Forte e brutal, Marighella evoca reparação histórica

 


Depois de ser adiado por conta da pandemia, está finalmente em cartaz o filme Marighella. Dirigido por ninguém menos que Wagner Moura. Em seu primeiro movimento como diretor, Moura conta a história do guerrilheiro que lutou contra a ditadura. O que, nos tempos atuais gerou muita polêmica e
análises errôneas sobre o filme e o cinema brasileiro como um todo.

Moura optou por humanizar o personagem-título de seu filme. Afinal, Marighella foi e ainda é visto por muitos como o “inimigo numero 1”, o “terrorista comunista” e um “extremista”. Com planos fechados e médios, o filme foca nas reações e humanidade dos personagens que lutam contra um regime completamente sádico.

O roteiro de Felipe Braga é uma adaptação do livro Marighella – O Guerrilheiro que Incendiou o Mundo e possui uma trama eficiente, poderosa e fácil de acompanhar. A ambientação de uma época tão sombria é colocada em tela de forma impecável, e provam que Wagner Moura é tão bom diretor quanto ator, talvez até melhor.

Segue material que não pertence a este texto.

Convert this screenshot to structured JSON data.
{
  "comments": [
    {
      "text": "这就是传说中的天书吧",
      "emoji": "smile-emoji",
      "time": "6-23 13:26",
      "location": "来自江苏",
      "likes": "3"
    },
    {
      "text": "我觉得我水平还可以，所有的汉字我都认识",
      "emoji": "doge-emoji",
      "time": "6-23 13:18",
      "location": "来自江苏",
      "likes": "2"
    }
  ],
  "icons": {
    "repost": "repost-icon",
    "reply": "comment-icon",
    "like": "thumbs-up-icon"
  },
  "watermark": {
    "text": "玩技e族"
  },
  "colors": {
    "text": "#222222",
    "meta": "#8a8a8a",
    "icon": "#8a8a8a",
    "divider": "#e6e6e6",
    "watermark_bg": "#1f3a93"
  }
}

O filme ainda traz uma balança moral. Ao longo da história Marighella teve sua humanidade apagada pelos registros por adotar uma atitude mais “olho por olho” para lidar com as atrocidades do regime militar. Justificado apenas pelo fato de que os crimes praticados pelos militares eram muito mais cruéis, Carlos Marighella é tido como um herói revolucionário. Essa balança e muito bem construída e representada durante suas mais de duas horas de duração, que por sinal, passam-se sem que o espectador fique cansado.

A entrega de Wagner Moura, seu elenco e sua equipe fazem de Marighella um dos melhores filmes brasileiros da história recente. O longa amplia o escopo não só da personalidade que foi Carlos Marighella, mas de toda a ditadura militar no geral. Moura entende o poder de uma obra cinematográfica e transmite todo o peso da luta a favor da democracia sem o menor pudor, medo ou hesitação.

Com uma imposição física ativa, somada a um olhar lacrimoso que mostram as perdas pessoais por conta de uma vida entregue à luta por um ideal, Jorge alia imponência e vulnerabilidade em seu melhor trabalho no cinema até hoje. Além disso, a pele negra do ator aumenta ainda mais o teor político, explicitando a identidade racial e incorporando na crítica a opressão ditatorial e a denúncia do racismo estrutural no Brasil.

O longa tem causado reações diversas, sobretudo entre aqueles que apoiam o atual governo e é compreensível. O filme de Moura toca em uma ferida ainda muito delicada para o povo brasileiro e procura uma certa reparação histórica em sua essência. Mas mais do que isso, Marighella uma exposição de fatos, e contra fatos não há argumentos. E o fato é que desde que o atual governo se instalou, o cinema brasileiro entrou num coma profundo e a Ancine está às moscas. Tanto que os únicos dois filme brasileiros de destaque esse ano foram este, e os dois longas sobre Suzane Richthofen.

Marighella é uma obra de arte e um respiro no cinema brasileiro. É também a prova irrefutável que arte e política se misturam e são intrínsecos. Um filme de conteúdo histórico, brutal, cru, e ao mesmo tempo atual, relevante, ousado, poderoso e principalmente independente.